Mineira como minha mãe, sempre tive grande admiração pela ministra Carmem Lúcia, do STF. Tanto fiz que acabei a conhecendo, em Belo Horizonte, quando ela ainda não era Ministra. Foi através de uma Juíza amiga minha e dela. A conversa foi longa. Muita mineirice, mas um alto grau de discrição, inteligência, cultura e elegância. Sabia tudo de direito administrativo, pois àquela época era procuradora do estado. Quando morei em Brasília, fui a seu Gabinete, apenas e tão somente para cumprimentá-la. Fui muito bem recebido e fiquei feliz porque ela me reconheceu na hora. Muito mais pela juíza que me apresentou do que por este pobre advogado do interior. Hoje, se me permitem, um novo encontro no livro “O Judiciário do nosso tempo”, editora Globo Livros.
Em entrevista à Miriam Leitão, também mineira, ministra Carmen Lúcia pontuou que “a cidadania mudou. Eu fui estudante de direito na década de 1970. Os professores diziam ‘melhor um mau acordo do que uma boa demanda’. Hoje o cidadão sabe do seu direito e passou a reivindicá-lo. Porque não se reivindica direito desconhecido. Houve um crescimento da própria cidadania, com a Constituição de 1988. Ele quer um bom acordo ou uma boa demanda. Ele já não quer um mau acordo, abrindo mão daquilo que frustra a sua ideia de Justiça. Isso leva a uma procura maior pelo Poder Judiciário, o que é muito positivo. Imagina uma sociedade na qual nós conquistamos direito, formalizamos direito, mas o titular do direito, que é o cidadão, não se dá conta dele. Direito não cai do céu, não sai do inferno.

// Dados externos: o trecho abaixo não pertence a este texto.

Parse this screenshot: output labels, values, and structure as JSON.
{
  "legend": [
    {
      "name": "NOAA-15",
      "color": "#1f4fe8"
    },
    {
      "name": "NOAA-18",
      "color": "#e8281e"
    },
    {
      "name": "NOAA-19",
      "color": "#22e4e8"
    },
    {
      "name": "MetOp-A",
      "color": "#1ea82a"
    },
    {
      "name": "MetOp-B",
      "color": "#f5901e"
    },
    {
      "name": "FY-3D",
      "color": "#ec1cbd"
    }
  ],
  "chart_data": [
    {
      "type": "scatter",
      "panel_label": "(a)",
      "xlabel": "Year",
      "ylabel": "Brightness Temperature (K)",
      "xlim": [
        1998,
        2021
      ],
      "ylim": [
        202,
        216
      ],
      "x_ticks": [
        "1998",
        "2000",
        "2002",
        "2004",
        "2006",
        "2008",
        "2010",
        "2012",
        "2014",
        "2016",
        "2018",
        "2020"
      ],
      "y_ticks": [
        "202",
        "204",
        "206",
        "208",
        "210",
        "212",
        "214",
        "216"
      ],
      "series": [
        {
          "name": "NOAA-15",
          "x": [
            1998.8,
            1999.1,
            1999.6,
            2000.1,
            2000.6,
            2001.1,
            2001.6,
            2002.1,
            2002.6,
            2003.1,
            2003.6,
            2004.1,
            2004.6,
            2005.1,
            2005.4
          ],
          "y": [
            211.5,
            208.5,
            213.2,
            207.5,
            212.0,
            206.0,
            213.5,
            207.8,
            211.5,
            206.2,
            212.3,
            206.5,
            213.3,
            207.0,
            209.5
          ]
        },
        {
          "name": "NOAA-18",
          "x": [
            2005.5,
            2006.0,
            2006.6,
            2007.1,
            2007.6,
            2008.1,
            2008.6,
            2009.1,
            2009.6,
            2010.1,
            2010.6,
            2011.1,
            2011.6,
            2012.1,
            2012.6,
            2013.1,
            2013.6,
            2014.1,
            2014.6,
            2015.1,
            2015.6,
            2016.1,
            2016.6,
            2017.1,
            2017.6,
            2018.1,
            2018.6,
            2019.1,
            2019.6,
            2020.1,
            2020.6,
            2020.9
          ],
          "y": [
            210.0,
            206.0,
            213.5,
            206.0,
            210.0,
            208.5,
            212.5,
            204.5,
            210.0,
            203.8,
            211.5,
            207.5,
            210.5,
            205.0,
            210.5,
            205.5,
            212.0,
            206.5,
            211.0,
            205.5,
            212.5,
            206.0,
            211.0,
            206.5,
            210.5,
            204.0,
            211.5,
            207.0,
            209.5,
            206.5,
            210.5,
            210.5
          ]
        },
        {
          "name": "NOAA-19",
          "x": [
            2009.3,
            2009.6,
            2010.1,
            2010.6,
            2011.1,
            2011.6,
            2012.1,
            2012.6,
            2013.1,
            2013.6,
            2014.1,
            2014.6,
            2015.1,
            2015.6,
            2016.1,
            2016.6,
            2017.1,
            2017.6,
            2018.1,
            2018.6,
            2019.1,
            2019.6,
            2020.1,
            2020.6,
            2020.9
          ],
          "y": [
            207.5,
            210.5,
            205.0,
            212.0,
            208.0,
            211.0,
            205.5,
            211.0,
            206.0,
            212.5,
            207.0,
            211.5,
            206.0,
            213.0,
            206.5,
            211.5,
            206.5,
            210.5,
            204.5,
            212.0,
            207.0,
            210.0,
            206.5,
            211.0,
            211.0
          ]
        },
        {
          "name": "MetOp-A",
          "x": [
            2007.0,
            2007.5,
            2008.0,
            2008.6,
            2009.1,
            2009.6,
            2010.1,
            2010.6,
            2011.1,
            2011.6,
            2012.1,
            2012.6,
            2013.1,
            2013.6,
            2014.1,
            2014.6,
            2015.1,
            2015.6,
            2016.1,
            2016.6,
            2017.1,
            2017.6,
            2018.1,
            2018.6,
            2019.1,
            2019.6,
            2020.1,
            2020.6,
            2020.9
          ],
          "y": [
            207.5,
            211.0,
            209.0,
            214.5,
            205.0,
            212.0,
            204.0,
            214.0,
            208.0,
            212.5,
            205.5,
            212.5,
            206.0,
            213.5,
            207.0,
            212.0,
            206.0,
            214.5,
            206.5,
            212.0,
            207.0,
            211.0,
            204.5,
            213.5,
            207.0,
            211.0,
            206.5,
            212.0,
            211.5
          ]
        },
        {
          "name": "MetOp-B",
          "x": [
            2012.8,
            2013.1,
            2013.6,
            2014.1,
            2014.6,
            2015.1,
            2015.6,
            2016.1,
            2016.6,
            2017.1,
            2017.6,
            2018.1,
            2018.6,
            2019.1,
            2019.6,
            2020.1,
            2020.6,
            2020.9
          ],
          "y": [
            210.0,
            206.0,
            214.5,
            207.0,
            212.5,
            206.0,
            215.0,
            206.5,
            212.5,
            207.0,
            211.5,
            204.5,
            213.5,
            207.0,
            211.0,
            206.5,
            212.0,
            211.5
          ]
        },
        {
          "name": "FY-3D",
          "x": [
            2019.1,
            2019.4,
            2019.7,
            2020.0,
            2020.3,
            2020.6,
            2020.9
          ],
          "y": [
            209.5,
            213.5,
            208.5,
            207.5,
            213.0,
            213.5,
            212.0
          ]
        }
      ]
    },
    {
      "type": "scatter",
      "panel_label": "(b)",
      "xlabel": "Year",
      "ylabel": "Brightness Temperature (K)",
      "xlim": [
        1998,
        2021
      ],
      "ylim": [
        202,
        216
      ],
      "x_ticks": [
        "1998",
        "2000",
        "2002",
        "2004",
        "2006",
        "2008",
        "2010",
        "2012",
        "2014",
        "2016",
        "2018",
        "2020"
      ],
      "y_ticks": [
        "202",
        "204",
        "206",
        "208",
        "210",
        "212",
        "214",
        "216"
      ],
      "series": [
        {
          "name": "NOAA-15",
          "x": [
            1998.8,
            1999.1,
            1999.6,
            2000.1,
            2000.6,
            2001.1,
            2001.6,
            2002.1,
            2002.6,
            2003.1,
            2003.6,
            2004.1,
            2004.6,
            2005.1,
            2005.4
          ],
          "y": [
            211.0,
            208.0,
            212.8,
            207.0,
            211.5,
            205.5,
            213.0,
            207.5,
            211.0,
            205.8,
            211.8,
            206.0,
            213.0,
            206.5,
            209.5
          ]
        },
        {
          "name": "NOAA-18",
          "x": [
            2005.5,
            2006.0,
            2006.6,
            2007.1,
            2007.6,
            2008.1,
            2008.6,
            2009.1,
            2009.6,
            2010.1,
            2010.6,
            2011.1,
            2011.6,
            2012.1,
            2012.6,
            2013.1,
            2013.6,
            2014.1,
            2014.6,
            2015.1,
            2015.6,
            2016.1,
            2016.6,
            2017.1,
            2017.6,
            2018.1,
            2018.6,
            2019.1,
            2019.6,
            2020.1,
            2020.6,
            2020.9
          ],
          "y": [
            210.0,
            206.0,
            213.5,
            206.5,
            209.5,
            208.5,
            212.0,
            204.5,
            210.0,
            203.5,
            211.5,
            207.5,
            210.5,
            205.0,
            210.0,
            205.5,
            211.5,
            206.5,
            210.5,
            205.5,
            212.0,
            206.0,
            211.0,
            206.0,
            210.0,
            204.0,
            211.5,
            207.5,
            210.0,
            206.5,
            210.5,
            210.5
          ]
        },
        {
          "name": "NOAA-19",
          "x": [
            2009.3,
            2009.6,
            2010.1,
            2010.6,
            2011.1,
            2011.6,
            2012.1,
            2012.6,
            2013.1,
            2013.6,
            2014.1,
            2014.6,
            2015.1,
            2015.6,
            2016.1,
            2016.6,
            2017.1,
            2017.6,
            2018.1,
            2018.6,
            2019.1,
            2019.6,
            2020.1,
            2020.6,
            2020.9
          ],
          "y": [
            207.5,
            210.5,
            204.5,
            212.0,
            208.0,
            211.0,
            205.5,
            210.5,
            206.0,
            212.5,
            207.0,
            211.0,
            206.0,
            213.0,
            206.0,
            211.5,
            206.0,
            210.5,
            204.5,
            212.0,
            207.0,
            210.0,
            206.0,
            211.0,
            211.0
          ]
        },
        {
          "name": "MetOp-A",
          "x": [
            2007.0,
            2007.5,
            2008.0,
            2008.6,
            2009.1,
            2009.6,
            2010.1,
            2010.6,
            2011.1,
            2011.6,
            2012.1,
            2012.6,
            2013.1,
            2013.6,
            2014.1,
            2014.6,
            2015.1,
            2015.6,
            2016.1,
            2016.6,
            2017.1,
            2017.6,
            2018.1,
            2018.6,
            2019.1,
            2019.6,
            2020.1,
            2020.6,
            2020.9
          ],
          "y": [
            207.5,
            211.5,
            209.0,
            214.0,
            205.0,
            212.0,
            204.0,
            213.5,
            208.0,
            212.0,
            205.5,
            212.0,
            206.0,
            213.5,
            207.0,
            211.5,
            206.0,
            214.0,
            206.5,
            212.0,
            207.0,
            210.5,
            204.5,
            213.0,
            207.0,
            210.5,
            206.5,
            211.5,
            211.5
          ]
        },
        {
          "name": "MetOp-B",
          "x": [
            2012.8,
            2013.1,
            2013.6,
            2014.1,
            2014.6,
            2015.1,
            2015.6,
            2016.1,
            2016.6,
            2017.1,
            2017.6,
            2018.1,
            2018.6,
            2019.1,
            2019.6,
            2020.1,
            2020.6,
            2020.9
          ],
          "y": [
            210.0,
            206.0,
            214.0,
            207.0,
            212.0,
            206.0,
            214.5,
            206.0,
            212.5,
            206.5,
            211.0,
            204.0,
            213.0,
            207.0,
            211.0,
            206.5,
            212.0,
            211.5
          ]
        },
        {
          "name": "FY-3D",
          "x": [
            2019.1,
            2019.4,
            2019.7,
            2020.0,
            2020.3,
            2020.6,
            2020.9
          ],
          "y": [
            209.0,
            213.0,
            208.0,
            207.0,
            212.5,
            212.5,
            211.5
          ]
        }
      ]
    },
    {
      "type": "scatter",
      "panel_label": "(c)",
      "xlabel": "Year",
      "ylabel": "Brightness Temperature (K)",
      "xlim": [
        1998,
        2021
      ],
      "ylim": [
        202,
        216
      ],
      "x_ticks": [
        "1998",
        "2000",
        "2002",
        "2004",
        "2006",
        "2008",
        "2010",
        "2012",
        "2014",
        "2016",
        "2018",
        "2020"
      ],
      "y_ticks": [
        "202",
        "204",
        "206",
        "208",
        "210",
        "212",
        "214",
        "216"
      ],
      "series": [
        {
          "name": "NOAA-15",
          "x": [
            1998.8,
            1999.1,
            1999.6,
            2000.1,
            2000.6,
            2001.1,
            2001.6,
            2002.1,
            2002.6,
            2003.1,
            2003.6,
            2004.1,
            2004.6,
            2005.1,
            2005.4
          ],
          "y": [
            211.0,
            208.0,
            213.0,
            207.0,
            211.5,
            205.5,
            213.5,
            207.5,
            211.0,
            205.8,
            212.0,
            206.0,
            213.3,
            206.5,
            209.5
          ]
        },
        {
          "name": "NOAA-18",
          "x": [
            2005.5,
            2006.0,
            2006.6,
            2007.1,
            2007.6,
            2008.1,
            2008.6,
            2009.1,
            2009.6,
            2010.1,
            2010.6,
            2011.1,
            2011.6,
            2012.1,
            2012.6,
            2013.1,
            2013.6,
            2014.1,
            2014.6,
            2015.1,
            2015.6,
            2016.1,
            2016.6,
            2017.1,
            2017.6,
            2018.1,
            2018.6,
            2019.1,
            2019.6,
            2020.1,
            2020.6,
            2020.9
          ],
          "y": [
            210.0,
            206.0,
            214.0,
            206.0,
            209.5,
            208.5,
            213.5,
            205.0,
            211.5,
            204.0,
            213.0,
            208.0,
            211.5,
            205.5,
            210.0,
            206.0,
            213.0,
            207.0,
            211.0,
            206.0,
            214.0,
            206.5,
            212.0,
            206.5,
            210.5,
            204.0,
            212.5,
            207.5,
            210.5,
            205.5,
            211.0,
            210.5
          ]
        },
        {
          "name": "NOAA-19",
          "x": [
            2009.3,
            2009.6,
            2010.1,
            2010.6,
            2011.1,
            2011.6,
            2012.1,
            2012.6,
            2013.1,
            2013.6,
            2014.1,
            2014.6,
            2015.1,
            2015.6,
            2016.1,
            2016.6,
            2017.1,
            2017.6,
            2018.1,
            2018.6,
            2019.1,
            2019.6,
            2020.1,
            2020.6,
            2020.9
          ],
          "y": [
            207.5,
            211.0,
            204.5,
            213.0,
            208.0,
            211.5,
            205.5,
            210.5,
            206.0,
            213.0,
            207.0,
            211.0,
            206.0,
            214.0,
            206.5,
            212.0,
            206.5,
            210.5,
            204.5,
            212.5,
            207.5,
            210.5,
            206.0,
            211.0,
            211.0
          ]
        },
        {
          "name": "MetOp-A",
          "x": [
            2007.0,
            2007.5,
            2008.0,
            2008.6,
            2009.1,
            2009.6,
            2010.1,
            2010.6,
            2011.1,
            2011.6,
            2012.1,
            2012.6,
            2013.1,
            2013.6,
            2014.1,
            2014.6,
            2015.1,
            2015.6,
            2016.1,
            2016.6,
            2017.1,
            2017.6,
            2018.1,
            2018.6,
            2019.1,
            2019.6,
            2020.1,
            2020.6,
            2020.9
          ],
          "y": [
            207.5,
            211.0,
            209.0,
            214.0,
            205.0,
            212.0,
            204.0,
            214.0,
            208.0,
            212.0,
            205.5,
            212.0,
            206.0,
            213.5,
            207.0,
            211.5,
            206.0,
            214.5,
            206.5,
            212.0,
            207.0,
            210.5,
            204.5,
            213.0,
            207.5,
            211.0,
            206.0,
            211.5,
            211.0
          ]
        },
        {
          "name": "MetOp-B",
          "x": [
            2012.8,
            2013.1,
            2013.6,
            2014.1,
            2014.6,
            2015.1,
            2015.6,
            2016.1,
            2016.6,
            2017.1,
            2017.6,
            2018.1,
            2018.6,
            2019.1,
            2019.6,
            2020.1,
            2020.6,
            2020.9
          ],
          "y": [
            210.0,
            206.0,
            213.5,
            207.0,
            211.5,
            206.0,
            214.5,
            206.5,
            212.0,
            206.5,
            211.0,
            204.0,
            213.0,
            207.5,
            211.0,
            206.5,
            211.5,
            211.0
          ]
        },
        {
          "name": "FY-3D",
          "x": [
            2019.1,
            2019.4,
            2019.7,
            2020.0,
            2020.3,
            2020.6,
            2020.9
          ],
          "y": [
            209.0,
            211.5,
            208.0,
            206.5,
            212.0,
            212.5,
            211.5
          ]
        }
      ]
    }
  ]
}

Direitos, deveres e responsabilidades são conquistas civilizatórias”.
Vale a pena ler mais. O ministro Luís Roberto Barroso fez uma lista dos julgamentos históricos. O das cotas raciais, da homofobia como crime, da proteção dos indígenas e os da liberdade de expressão. Poderia falar desses avanços? Reponde a Ministra que “Esses julgamentos tidos como históricos garantiram direitos, para chegar ao amadurecimento democrático social e institucional. Vou tomar o exemplo das cotas. Quem não se abria para que toda a sociedade cumprisse o que está no artigo 1º da Constituição, o pluralismo, precisou se abrir. O plural faz parte do ser humano. Para usar expressão do Norberto Bobbio, o jogo democrático é isso. O diferente não é o inimigo, o diferente é alguém que pensa outra coisa, e pode me convencer. Só o ditador, só o tirano quer pegar a bola do meio do campo, botar debaixo do braço e acabar o jogo. Só o tirano mata quem é diferente. O democrata quer até ganhar o jogo, mas com as regras do jogo. Então esse julgamento histórico faz com que haja a presença daquele que hoje é minoria, que não ganhou ainda no jogo, mas quer também fazer valer seus pontos de vista e nos convencer. A democracia é assim.
Sem dúvida, aconselho: vale a pensa ler o livro.